Xeon Phi Faster than EPYC?

…Down the Rabbit Hole of Using KNL for Physically Based Rendering in 2023.

With AMD EPYC processors scaling first to 64 and now to 96 cores, the novelty of Intel’s many interconnected core (MIC) architecture, better known as Xeon Phi, has faded since it was first released in socketed form in the year 2016.

The second generation of Xeon Phi, Knights Landing, was a product of its time: 64-72 “Airmont” Atom cores clocked at 1300-1700 MHz depending on the SKU, a mere 32-36 megabytes of L2 cache, and support for six channels of DDR4-2400 memory. Offsetting this somewhat is the inclusion of 16 gigabytes of 7200 MHz high-bandwidth on-chip MCDRAM, or GDDR5 memory, similar to a GPU. Moreover, the anaemic Atom cores are each supplemented by two AVX 512 FMA units, a feature retained on Intel server processors to this day. Performance in scalar, SSE, and even AVX code (referred to by Intel documents as “legacy” code) falls far short of even contemporary “Broadwell” mainstream Xeons.

Xeon Phi is often referenced as one of Intel’s greatest hardware failures, up there with Itanium and the i840 chipset, but how bad is it really? And can I, as a consumer, make any use of it today?

To answer these questions, I compiled EPFL’s highly-parallel Mitsuba2 physically-based renderer with each vendor’s respective compiler tools (OneAPI C++ Compiler targeting -march=knl and AOCC targeting -march=znver3), and compared the results across a selection of my own 3D scenes using the path tracing integrator.

Path tracing models the flow of light by calculating the interaction of light paths with objects and materials within a scene. Mitsuba2 has the distinction of being one of the few easily-accessible path tracers with an AVX 512 code path, and it makes use of Intel’s Embree path tracing kernels, so the heavy lifting of Xeon Phi-specific code optimization has already been done through Intel’s “avx512knl” kernel. The AMD EPYC system makes use of the generic AVX 2 optimized kernel.

Performance in the first three scenes is impressive: Xeon Phi 7250 completes the render in less than half the time across these tests (average render time, 2.73 minutes) compared to EPYC 7713P (average render time, 6.72 minutes). The performance profiles for these scenes show that Xeon Phi is able to spend a significantly lower percentage of compute time in the Scene::ray_intersect() and Scene::ray_test() functions, presumably owing to the highly optimized Embree kernel and wide vector units. However, Xeon Phi spends much longer in the scalar SamplingIntegrator::sample() and Texture::eval() functions, which rely on the Atom cores.

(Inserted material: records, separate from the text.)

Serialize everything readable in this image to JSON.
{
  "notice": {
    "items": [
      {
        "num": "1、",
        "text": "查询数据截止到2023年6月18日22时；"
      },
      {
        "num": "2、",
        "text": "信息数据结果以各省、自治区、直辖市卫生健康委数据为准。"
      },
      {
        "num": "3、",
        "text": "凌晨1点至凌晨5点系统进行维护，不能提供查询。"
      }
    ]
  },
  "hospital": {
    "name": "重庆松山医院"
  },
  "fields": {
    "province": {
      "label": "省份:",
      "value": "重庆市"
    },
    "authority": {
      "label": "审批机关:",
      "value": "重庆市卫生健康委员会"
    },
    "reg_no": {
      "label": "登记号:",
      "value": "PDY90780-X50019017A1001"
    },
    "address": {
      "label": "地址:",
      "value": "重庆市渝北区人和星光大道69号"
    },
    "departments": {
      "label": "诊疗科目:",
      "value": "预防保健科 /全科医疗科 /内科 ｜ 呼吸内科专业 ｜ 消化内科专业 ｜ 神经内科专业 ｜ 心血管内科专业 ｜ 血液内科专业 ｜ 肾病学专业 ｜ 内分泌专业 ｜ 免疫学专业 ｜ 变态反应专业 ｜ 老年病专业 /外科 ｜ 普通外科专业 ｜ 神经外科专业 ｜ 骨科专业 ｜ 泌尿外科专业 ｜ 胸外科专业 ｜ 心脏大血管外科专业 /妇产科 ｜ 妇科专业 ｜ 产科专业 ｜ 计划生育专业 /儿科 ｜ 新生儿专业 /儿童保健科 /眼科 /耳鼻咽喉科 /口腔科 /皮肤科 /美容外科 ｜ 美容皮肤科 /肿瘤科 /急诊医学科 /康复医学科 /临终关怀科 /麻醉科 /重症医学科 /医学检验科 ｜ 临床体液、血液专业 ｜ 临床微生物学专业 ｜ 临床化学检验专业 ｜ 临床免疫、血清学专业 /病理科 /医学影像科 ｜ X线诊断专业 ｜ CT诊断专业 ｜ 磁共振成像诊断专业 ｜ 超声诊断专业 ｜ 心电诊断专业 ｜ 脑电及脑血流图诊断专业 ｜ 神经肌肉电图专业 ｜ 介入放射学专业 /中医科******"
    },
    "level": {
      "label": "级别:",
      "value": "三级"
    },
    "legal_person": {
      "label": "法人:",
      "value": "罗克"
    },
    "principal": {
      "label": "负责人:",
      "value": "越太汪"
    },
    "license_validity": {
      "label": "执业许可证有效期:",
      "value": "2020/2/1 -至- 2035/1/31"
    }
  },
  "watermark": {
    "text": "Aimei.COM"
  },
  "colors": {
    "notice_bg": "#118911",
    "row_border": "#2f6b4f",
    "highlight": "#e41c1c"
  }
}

Finally, in the complex “Hallway” scene, which makes use of over seven gigabytes of high-resolution 4096x4096 bitmap textures (such as the wood floor) and complex shading effects, Xeon Phi becomes slower than EPYC 7713P, as a significantly larger amount of time is expended on the texture evaluation and sampling functions. The slow Atom cores become a limiting factor to overall throughput, and this trend becomes even more exaggerated in larger scenes with higher resolution textures and more complex shaders.

The conclusions? First, Atom cores running at 1.4 GHz are still really, really slow, to the point where they become a bottleneck if even a portion of the workload is not highly parallel and AVX 512 optimized. Second, as path tracing is sensitive to memory bandwidth and latency, large on-chip caching solutions as implemented in AMD’s 3D V-Cache approach and Intel’s recent Xeon Max line will probably benefit computer graphics workloads in the future. Third, wide(r) vector units absolutely have a place in CPU architectures for certain workloads.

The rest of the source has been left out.